– Да угомонись же ты, женщина! – примирительно пробормотал Исаак. – Я предупредил юношу, что не смогу стать ему учителем, да и приют ему даю лишь на несколько дней. Поговорю с Николасом, тот хоть и совсем старик, но попытка не пытка. Спрошу у него насчет юноши и этим развяжу себе руки. Пойми, у меня есть долг перед старым мэтром Рено. Когда-то его родители помогли моим уехать из Руана, дали денег взаймы. Рено об этом и не знал, а я не стал ему говорить, когда был проездом в его городе. Жадность одолела, что ли… В общем, не вернул я ему этот долг. Но на всякий случай оставил свой адрес, подумал, если он все-таки узнает про эти деньги, то напишет. Теперь этот грех меня душит и не дает покоя.
– Да ведь старик уже умер! Нет старика – нет долга! – продолжала злиться женщина.
Но Оливер ничего ей не ответил.
«И правильно сделал, – подумал Густав. – Мы сами перед Богом отвечаем за свои поступки, и здесь нет места всяким отговоркам и обвинениям тех, кто нас заставил свернуть на кривую дорожку. А советчики сами за себя будут отвечать!» С этими мыслями он толкнул дверь и оказался в столовой лицом к лицу с Оливером и его женой. Через минуту туда вошел юноша того же возраста, что и Густав. Бледный юноша был похож как две капли воды на свою мать. После молитвы все молча принялись за трапезу.
Только неделю и прожил Густав у Исаака Оливера. Все эти дни хозяин вел себя по отношению к юному художнику довольно приветливо. После завтрака даже отвел в свою мастерскую и разрешил наблюдать за своей работой. Здесь также работал его старший сын Питер, а младший остался дома с матерью. В мастерской были два довольно больших окна, поэтому комната казалась достаточно светлой.
– Хорошее освещение очень важно в нашей работе, – пояснил мэтр Оливер. – Когда готовишь миниатюру, нужно очень много света, иначе ты не сможешь сделать ее качественно, найти нужные краски и тона, сделать особо тонкие линии…
С изумлением Густав наблюдал, как Оливер установил над столом большое выпуклое и толстое стекло. Заглянув украдкой за плечо мастера, юноша увидел, как стекло сделало начатую картинку больше и выразительнее. Теперь был виден каждый штрих, который наносил мастер.

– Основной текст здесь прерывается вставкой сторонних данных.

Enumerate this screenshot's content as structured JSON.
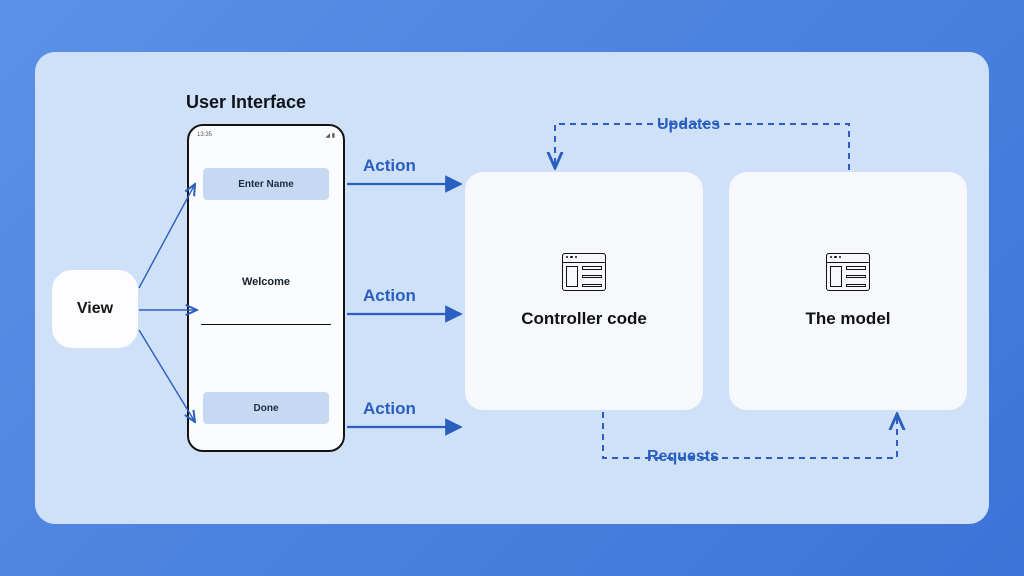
{
  "view": {
    "label": "View"
  },
  "phone": {
    "title": "User Interface",
    "time": "13:35",
    "enter_name": "Enter Name",
    "welcome": "Welcome",
    "done": "Done"
  },
  "actions": {
    "a1": "Action",
    "a2": "Action",
    "a3": "Action"
  },
  "controller": {
    "label": "Controller code"
  },
  "model": {
    "label": "The model"
  },
  "flows": {
    "updates": "Updates",
    "requests": "Requests"
  },
  "colors": {
    "arrow": "#2a5fbf"
  }
}
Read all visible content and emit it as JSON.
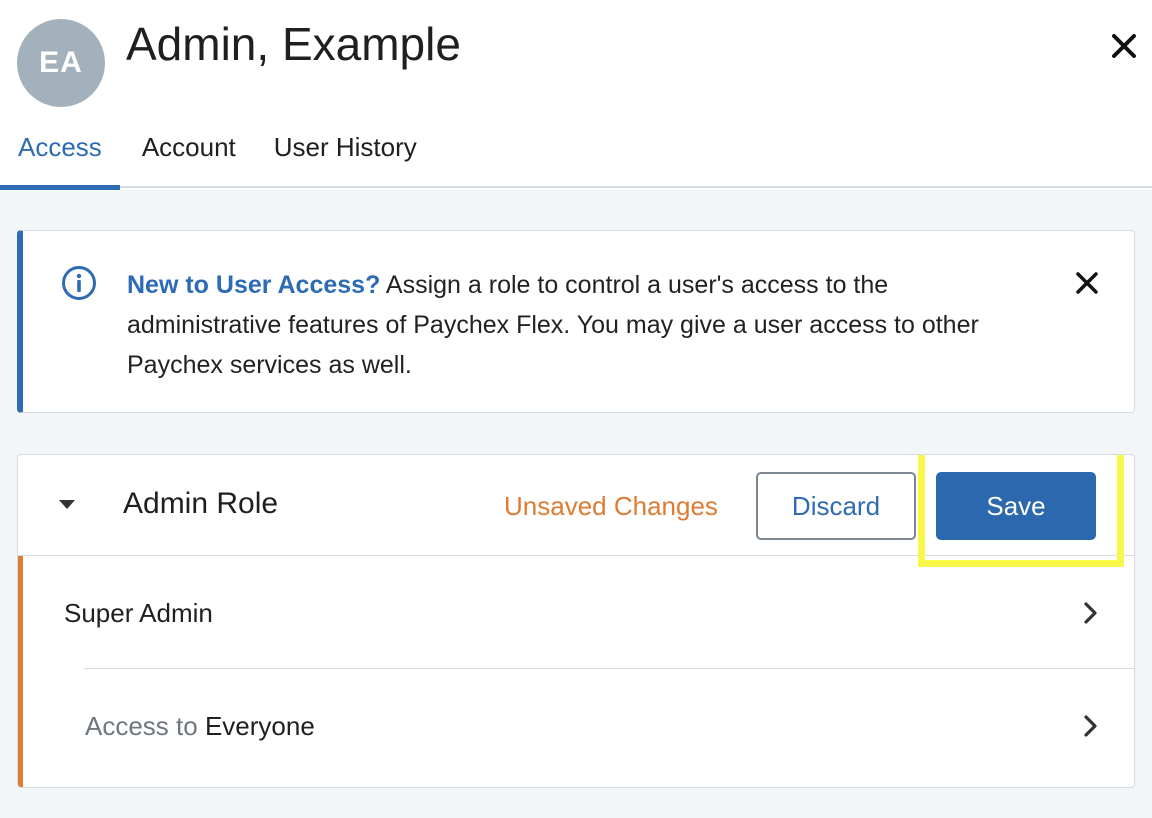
{
  "header": {
    "avatar_initials": "EA",
    "user_name": "Admin, Example",
    "close_icon": "close-icon",
    "tabs": [
      {
        "label": "Access",
        "active": true
      },
      {
        "label": "Account",
        "active": false
      },
      {
        "label": "User History",
        "active": false
      }
    ]
  },
  "info_banner": {
    "icon": "info-icon",
    "highlight": "New to User Access?",
    "text": " Assign a role to control a user's access to the administrative features of Paychex Flex. You may give a user access to other Paychex services as well.",
    "close_icon": "close-icon"
  },
  "role_panel": {
    "title": "Admin Role",
    "status": "Unsaved Changes",
    "discard_label": "Discard",
    "save_label": "Save",
    "rows": [
      {
        "label": "Super Admin"
      },
      {
        "prefix": "Access to ",
        "value": "Everyone"
      }
    ]
  },
  "colors": {
    "accent": "#2d6bb5",
    "warning": "#e07b32",
    "highlight": "#f8f84a",
    "avatar": "#a3b1bc"
  }
}
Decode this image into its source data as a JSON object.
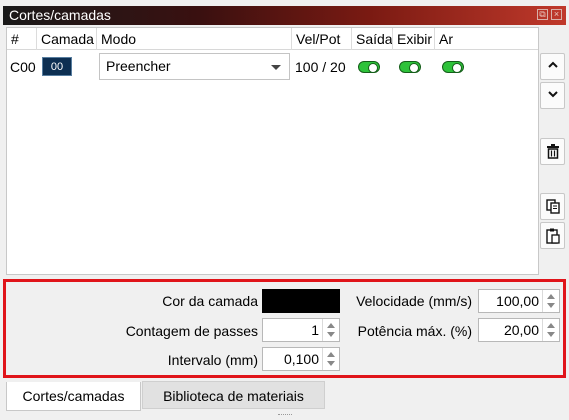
{
  "panel": {
    "title": "Cortes/camadas"
  },
  "table": {
    "headers": [
      "#",
      "Camada",
      "Modo",
      "Vel/Pot",
      "Saída",
      "Exibir",
      "Ar"
    ],
    "rows": [
      {
        "id": "C00",
        "layer": "00",
        "mode": "Preencher",
        "speed_power": "100 / 20",
        "output": true,
        "show": true,
        "air": true
      }
    ]
  },
  "side_buttons": [
    "move-up",
    "move-down",
    "delete",
    "copy",
    "paste"
  ],
  "properties": {
    "layer_color_label": "Cor da camada",
    "layer_color": "#000000",
    "passes_label": "Contagem de passes",
    "passes_value": "1",
    "interval_label": "Intervalo (mm)",
    "interval_value": "0,100",
    "speed_label": "Velocidade (mm/s)",
    "speed_value": "100,00",
    "power_label": "Potência máx. (%)",
    "power_value": "20,00"
  },
  "tabs": [
    {
      "label": "Cortes/camadas",
      "active": true
    },
    {
      "label": "Biblioteca de materiais",
      "active": false
    }
  ],
  "colors": {
    "highlight_border": "#e0141a",
    "toggle_on": "#2ec23a",
    "layer_swatch": "#0d2f52"
  }
}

– Это увеличительная линза, – пояснил Исаак, заметив удивление юноши. – Ею пользуются все миниатюристы. Возможно, твой отец-ювелир также пользуется ей в своей работе. Даже если у тебя очень хорошее зрение, без этой штуки ты не сможешь создать шедевр. Благодаря увеличению изображения ты можешь контролировать свои действия, штрихи, наносимые тобой, станут более тонкими и летящими, – Исаак помолчал, а потом добавил, сделав над собой усилие: – Ты можешь понаблюдать за моей работой и работой Питера. Думаю, это будет для тебя полезно. Хиллиард приедет дня через четыре, вот тогда я к нему и наведаюсь, замолвлю о тебе словечко.
После этих слов все погрузились в работу. Густав, увидев мельком неприязненный взгляд Питера, понял, что тот заодно с мачехой. И оказался прав. Каждый раз, когда он подходил к Питеру, чтобы понаблюдать за его работой над миниатюрой, тот незаметно делал все, чтобы не дать возможности чужестранцу перехватить секреты его мастерства.
Но Густаву уже и этого было достаточно. Наблюдая за работой Исаака и Питера, он начал понимать сложность этого процесса. Должно присутствовать внутреннее чутье к тому, что ты делаешь: где нужен пунктир, а где достаточно положить несколько цветных точек, где заштриховать. Тогда в рисунке появляется объем, и в нем потихоньку начинает просыпаться жизнь. Это сродни чуду!
Когда Густав оставался один, он рассматривал работы Оливера, которые тот еще не успел передать заказчику, искал в законченности образов секрет мастерства художника. А еще от нечего делать он придумал себе развлечение: стал рисовать на крошечных слюдяных пластинках наряды для своей возлюбленной Одетт, миниатюрное изображение которой он взял с собой в дорогу. Юный художник придумывал целые истории для нее.
Сначала он сочинил историю о том, что, не перенеся с ним разлуки, девушка ушла в монастырь и приняла постриг. Печальная история, которая очень соответствовала его настроению. Он нарисовал на слюде черное монашеское покрывало-вейл и наложил пластину на свою миниатюру. Одетт в этом одеянии была похожа на серую мышку. Потом юный художник решил придать картинке некоторый оптимизм и пририсовал к этому безрадостному костюму ярко-красные серьги. Снова наложил – и вуаля! Теперь перед ним снова была Одетт. Вроде и монахиня, но какая жизнерадостная!